Anonymous wrote:My field dried up and died while I was a SAHM. I'm now working on setting up a home-based business in a related, but different field. It's a hard slog, and I feel very dispirited and discouraged much of the time. All my old colleagues have left the field or if they are still there, are hanging on by their fingernails, and say life is beyond miserable.
I'm not really grieving, though, OP. I never loved my field, just enjoyed it, but it wasn't my passion. I loved feeling competent and building up skills, and now all that experience is lost, which is so sad.
What's life all about if there are no rewards for working hard and becoming good at something?

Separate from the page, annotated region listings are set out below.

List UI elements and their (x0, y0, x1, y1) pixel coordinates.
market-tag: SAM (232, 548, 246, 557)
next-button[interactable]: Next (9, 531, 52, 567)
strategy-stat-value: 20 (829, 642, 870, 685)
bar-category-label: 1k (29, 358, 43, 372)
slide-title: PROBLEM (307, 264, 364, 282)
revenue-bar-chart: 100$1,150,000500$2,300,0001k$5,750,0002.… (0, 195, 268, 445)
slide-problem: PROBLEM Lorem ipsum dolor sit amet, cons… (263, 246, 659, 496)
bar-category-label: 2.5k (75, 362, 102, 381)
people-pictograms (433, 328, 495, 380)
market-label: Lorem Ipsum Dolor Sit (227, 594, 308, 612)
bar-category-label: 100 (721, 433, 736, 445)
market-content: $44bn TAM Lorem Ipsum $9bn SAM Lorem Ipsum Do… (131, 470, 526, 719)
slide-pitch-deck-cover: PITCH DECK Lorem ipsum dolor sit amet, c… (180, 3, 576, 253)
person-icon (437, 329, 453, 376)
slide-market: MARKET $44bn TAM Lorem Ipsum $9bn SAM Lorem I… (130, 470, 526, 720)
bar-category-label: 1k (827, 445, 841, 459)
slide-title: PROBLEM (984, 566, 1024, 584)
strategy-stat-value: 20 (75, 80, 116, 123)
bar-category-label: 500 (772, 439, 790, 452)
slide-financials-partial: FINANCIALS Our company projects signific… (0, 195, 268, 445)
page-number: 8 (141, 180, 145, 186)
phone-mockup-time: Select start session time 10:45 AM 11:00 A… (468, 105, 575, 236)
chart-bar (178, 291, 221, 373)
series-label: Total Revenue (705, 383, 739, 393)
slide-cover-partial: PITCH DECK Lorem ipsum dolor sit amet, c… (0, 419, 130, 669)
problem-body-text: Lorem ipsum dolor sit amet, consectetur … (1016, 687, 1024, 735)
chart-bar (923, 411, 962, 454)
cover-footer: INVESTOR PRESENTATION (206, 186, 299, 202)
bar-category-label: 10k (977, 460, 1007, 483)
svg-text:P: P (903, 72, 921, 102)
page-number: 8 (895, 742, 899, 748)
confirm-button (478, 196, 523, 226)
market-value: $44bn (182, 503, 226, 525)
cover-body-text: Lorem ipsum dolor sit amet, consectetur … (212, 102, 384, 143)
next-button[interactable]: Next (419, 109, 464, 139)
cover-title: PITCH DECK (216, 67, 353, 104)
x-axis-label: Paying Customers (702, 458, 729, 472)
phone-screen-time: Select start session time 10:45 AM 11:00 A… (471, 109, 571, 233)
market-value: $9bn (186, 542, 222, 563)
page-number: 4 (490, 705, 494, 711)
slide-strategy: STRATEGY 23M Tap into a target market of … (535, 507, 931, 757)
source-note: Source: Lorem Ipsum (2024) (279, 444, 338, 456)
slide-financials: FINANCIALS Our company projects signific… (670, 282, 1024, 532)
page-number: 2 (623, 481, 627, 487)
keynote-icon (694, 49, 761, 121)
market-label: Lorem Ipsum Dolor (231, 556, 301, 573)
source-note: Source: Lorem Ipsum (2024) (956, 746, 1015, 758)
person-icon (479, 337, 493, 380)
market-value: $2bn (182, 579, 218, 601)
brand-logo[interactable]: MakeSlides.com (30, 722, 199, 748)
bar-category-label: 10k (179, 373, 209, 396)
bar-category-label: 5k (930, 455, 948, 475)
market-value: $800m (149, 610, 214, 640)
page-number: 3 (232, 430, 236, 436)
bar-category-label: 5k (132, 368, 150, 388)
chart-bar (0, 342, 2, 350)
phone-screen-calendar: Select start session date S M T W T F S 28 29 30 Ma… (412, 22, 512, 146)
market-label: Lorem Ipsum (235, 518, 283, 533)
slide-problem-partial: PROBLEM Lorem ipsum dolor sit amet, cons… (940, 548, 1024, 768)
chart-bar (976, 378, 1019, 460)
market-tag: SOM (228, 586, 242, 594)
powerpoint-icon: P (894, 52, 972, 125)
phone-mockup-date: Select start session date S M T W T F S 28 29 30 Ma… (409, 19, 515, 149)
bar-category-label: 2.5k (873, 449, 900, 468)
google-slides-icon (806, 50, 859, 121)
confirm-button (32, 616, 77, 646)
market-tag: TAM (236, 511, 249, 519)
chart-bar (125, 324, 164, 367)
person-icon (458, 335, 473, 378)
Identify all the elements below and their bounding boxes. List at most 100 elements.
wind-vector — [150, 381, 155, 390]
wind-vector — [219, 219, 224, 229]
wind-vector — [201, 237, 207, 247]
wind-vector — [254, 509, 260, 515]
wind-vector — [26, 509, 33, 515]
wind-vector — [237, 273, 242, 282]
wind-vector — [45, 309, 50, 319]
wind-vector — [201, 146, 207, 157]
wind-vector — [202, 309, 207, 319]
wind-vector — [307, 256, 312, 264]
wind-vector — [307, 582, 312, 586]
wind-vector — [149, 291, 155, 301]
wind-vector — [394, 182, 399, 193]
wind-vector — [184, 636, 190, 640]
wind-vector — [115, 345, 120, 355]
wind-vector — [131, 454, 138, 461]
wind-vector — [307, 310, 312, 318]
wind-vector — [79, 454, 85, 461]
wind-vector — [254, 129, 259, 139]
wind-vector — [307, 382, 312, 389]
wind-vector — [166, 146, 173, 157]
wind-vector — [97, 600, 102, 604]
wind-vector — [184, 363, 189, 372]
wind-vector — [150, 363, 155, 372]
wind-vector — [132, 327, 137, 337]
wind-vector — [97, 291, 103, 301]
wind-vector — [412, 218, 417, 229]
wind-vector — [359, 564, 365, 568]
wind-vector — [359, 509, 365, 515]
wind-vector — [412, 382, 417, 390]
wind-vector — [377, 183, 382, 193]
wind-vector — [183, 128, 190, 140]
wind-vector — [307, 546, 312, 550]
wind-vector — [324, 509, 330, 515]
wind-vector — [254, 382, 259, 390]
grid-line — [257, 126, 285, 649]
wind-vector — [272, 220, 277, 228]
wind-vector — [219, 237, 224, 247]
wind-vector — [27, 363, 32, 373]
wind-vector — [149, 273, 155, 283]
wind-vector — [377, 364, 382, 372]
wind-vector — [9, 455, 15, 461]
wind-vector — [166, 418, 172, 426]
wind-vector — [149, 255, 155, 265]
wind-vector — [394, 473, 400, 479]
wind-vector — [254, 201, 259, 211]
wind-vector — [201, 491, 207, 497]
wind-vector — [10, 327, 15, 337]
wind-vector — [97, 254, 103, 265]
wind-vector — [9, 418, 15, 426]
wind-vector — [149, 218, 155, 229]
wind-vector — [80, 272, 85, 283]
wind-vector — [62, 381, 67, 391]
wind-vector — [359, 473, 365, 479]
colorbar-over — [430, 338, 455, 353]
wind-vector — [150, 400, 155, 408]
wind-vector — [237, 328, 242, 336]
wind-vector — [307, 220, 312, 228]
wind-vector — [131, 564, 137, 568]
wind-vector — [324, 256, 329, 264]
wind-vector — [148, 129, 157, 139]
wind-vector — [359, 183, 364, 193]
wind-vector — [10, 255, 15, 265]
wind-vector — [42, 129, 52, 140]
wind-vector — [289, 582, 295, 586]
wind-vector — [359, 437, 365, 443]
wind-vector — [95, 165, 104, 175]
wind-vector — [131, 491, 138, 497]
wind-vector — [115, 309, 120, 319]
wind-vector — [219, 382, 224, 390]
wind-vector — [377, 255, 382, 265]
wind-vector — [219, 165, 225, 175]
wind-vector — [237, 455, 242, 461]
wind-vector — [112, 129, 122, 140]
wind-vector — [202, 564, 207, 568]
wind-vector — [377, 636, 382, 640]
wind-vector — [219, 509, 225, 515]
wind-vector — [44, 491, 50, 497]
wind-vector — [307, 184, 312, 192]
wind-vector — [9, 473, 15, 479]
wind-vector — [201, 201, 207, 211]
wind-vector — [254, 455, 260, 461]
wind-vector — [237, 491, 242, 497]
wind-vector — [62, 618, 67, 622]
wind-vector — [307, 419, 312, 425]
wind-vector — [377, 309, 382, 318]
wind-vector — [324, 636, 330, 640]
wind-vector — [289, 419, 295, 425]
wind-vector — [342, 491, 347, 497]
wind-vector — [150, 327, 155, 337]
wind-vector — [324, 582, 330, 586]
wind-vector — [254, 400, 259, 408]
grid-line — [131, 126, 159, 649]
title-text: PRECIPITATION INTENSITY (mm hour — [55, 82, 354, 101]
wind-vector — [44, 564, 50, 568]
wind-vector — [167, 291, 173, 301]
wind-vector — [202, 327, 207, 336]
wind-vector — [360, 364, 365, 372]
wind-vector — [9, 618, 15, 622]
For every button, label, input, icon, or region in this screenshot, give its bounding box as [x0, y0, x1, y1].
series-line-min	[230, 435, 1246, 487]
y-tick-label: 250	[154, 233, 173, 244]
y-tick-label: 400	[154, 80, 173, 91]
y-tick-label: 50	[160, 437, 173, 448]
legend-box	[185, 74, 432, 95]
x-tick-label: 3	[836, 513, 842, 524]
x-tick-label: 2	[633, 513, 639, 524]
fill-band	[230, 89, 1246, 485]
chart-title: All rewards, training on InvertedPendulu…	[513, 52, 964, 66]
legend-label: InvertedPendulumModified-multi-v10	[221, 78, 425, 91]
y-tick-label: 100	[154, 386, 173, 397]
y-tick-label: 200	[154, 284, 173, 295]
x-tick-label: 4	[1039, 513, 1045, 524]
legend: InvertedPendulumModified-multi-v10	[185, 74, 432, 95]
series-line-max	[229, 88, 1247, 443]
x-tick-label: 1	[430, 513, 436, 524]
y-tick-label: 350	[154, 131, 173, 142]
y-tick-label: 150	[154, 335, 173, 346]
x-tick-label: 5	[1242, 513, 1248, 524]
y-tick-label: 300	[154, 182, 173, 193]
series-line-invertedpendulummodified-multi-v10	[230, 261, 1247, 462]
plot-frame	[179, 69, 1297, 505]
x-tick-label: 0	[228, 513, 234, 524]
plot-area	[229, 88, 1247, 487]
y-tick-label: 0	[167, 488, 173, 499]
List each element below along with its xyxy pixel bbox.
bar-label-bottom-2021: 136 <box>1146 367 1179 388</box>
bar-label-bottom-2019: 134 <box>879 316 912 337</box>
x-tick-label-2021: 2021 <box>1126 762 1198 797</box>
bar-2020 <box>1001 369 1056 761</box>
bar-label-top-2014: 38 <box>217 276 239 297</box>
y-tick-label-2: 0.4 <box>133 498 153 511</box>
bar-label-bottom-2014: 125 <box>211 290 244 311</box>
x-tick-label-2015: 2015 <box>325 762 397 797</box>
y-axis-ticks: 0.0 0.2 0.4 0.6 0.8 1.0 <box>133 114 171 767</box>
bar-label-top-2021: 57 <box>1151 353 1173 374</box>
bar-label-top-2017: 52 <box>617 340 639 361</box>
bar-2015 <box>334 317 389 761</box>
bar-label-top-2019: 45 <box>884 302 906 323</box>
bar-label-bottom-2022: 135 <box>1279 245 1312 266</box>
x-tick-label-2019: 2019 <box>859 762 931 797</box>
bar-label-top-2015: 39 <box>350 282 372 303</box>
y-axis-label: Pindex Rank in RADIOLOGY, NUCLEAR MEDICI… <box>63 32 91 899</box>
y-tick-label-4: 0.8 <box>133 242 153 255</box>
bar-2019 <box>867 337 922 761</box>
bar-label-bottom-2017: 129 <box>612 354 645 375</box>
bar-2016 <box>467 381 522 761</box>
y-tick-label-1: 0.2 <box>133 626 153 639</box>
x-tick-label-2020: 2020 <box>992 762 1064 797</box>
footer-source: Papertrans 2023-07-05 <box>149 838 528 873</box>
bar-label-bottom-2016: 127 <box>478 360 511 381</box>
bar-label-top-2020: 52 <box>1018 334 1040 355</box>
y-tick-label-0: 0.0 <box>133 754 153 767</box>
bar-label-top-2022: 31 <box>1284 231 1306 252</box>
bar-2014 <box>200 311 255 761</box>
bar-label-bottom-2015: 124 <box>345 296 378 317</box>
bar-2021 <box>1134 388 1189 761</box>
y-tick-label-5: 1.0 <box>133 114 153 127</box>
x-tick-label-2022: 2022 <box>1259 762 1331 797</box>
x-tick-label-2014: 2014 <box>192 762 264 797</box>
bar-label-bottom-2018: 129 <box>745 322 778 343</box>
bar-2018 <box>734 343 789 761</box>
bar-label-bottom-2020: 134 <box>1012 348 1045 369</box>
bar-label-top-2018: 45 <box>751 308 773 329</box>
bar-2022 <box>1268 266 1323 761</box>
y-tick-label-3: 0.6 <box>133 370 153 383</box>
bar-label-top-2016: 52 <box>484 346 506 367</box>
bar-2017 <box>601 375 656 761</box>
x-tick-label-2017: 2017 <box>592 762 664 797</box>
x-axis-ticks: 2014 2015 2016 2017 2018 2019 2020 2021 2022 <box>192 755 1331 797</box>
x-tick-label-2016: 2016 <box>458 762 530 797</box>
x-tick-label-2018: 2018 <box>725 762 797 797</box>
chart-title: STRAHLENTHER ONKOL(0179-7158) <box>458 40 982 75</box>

It really does feel terrible, so I suppose I am actually grieving that
loss. It will take me 20 years to build up comparable skills in my new field, and by that time I will be old indeed.
I never signed up for this. I thought I'd reap the rewards of all my hard work in my old age. Now it looks like I'm headed for nothingness.
Sheesh, buck up PP! Throughout history people have had to deal with challenges like this -- and more. Imagine living in a country where the government is overthrown or the currency is wiped out, from one day to the next.
Congrats for starting your own business. You can do this. Others have and you can too. If things work out, you will thank your lucky stars your former career, which was not your passion, let you off the hook so you could become an entrepreneur and be your own boss. It's hard to do things like that without a reason and life gave you one. Go for it.